Hand spinning at SnowEaters

My three spindles

My three spindles

In early October I attended an event called “Festival of the Snow Eaters” just outside of Lethbridge. It’s an SCA event, and one of the highlights for me was the chance to take a few classes taught by other SCA members.

One of the classes I taught was spinning with a drop spindle. While I took a class earlier, at this class I had the chance to try a few new things, including carding alpaca wool (much more challenging than I anticipated!) and working with a bottom-whorl spindle. (Which was a good deal more fussy and difficult than the top-whorl style it seemed!

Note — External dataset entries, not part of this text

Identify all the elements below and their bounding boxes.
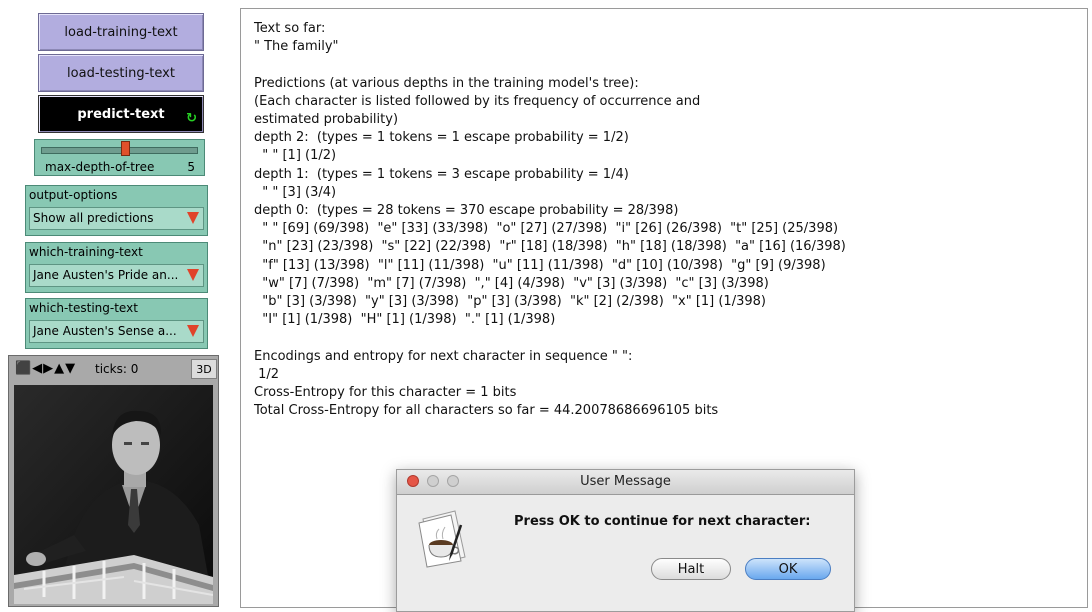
predict-text-button[interactable]: predict-text ↻ [38, 95, 204, 133]
slider-knob[interactable] [121, 141, 130, 156]
dialog-title: User Message [580, 474, 671, 489]
halt-label: Halt [677, 561, 705, 577]
dropdown-arrow-icon[interactable] [187, 212, 199, 224]
java-app-icon [415, 505, 475, 569]
testing-text-dropdown[interactable]: Jane Austen's Sense a... [29, 320, 204, 343]
load-testing-text-label: load-testing-text [67, 65, 175, 81]
slider-name: max-depth-of-tree [45, 160, 155, 174]
chooser-selected: Show all predictions [33, 211, 154, 225]
output-options-dropdown[interactable]: Show all predictions [29, 207, 204, 230]
load-testing-text-button[interactable]: load-testing-text [38, 54, 204, 92]
output-options-chooser[interactable]: output-options Show all predictions [25, 185, 208, 236]
chooser-selected: Jane Austen's Sense a... [33, 324, 177, 338]
3d-button[interactable]: 3D [191, 359, 217, 379]
max-depth-slider[interactable]: max-depth-of-tree 5 [34, 139, 205, 176]
chooser-selected: Jane Austen's Pride an... [33, 268, 179, 282]
view-controls-icon[interactable]: ⬛◀▶▲▼ [15, 361, 76, 376]
output-text: Text so far: " The family" Predictions (… [254, 21, 846, 419]
slider-track[interactable] [41, 147, 198, 154]
dialog-titlebar[interactable]: User Message [397, 470, 854, 495]
ok-label: OK [778, 561, 798, 577]
user-message-dialog: User Message Press OK to continue for ne… [396, 469, 855, 612]
dialog-message: Press OK to continue for next character: [514, 514, 811, 529]
dropdown-arrow-icon[interactable] [187, 269, 199, 281]
training-text-chooser[interactable]: which-training-text Jane Austen's Pride … [25, 242, 208, 293]
chooser-label: which-training-text [29, 245, 143, 259]
chooser-label: which-testing-text [29, 301, 138, 315]
halt-button[interactable]: Halt [651, 558, 731, 580]
ok-button[interactable]: OK [745, 558, 831, 580]
chooser-label: output-options [29, 188, 118, 202]
portrait-image [14, 385, 213, 604]
world-view: ⬛◀▶▲▼ ticks: 0 3D [8, 355, 219, 607]
predict-text-label: predict-text [77, 106, 165, 122]
portrait-svg [14, 385, 213, 604]
testing-text-chooser[interactable]: which-testing-text Jane Austen's Sense a… [25, 298, 208, 349]
load-training-text-label: load-training-text [64, 24, 178, 40]
load-training-text-button[interactable]: load-training-text [38, 13, 204, 51]
ticks-counter: ticks: 0 [95, 362, 139, 376]
training-text-dropdown[interactable]: Jane Austen's Pride an... [29, 264, 204, 287]
slider-value: 5 [187, 160, 195, 174]
forever-loop-icon: ↻ [186, 111, 197, 126]
3d-label: 3D [196, 362, 212, 376]
dropdown-arrow-icon[interactable] [187, 325, 199, 337]
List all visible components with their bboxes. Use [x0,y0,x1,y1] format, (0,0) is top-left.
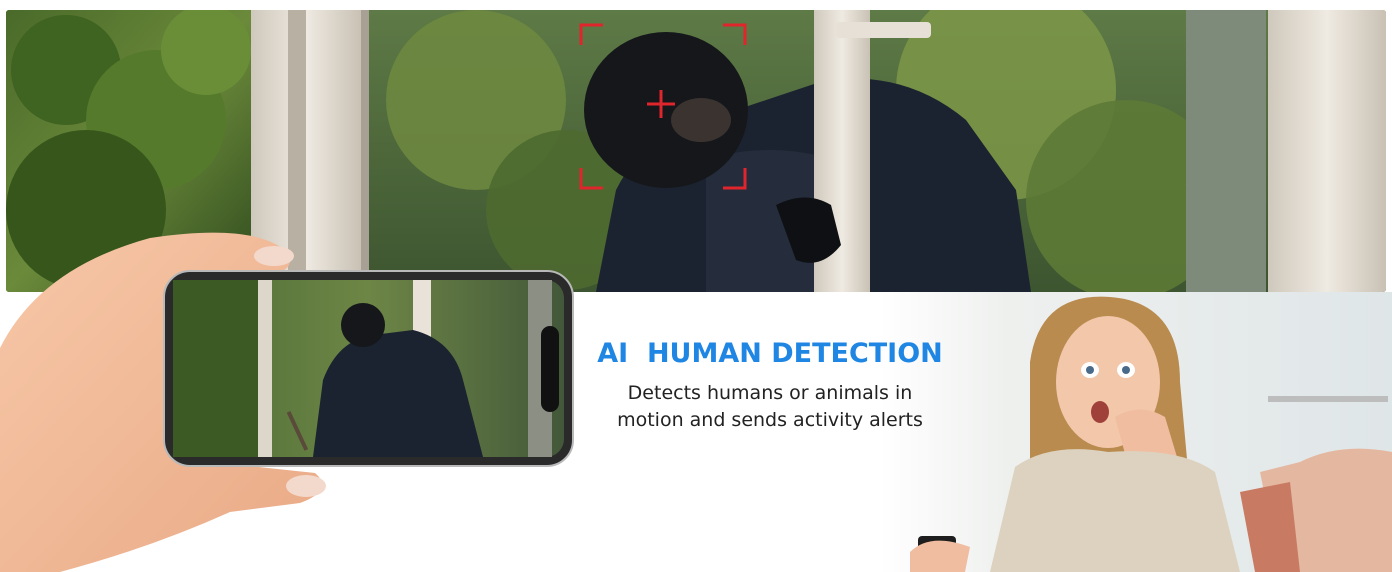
feature-headline: AI HUMAN DETECTION Detects humans or ani… [590,336,950,434]
smartphone [163,270,574,467]
feature-description-line-1: Detects humans or animals in [627,382,913,404]
surprised-woman-photo [880,292,1392,572]
feature-description: Detects humans or animals in motion and … [590,380,950,434]
feature-description-line-2: motion and sends activity alerts [617,409,923,431]
feature-banner: AI HUMAN DETECTION Detects humans or ani… [0,0,1392,572]
feature-title: AI HUMAN DETECTION [597,338,943,369]
phone-notch [541,326,559,412]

In class I used the bottom whorl with some white sheep’s wool. The wool was very similar to the white wool I used earlier, which I still have some left.. so perhaps I’ll try to use them together in some way? The teacher also gave me a top whorl spindle to work with – the whorl is much lighter than the one I already have, so it will likely produce a different weight of yarn.

batts of carded angora

batts of carded angora

Carding the angora was very challenging – I had no idea the technique would be so foreign to me – while spinning seemed quite natural in comparison.

However, when I brought the bats of wool home, and used my older (and much easier to use!) top-whorl spindle, it was super-easy to spin a very fine yarn with the angora. I quite liked the result! It also spun up very quickly!

The fine angora on my older top-whorl spindle

The fine angora on my older top-whorl spindle


In addition to the spinning class, I also took a class on fingerlooping, using some tapestry wool for my five-loop project. The result is quite heavy/chunky, which I wouldn’t use for much I think… Something finer would likely work better for my projects.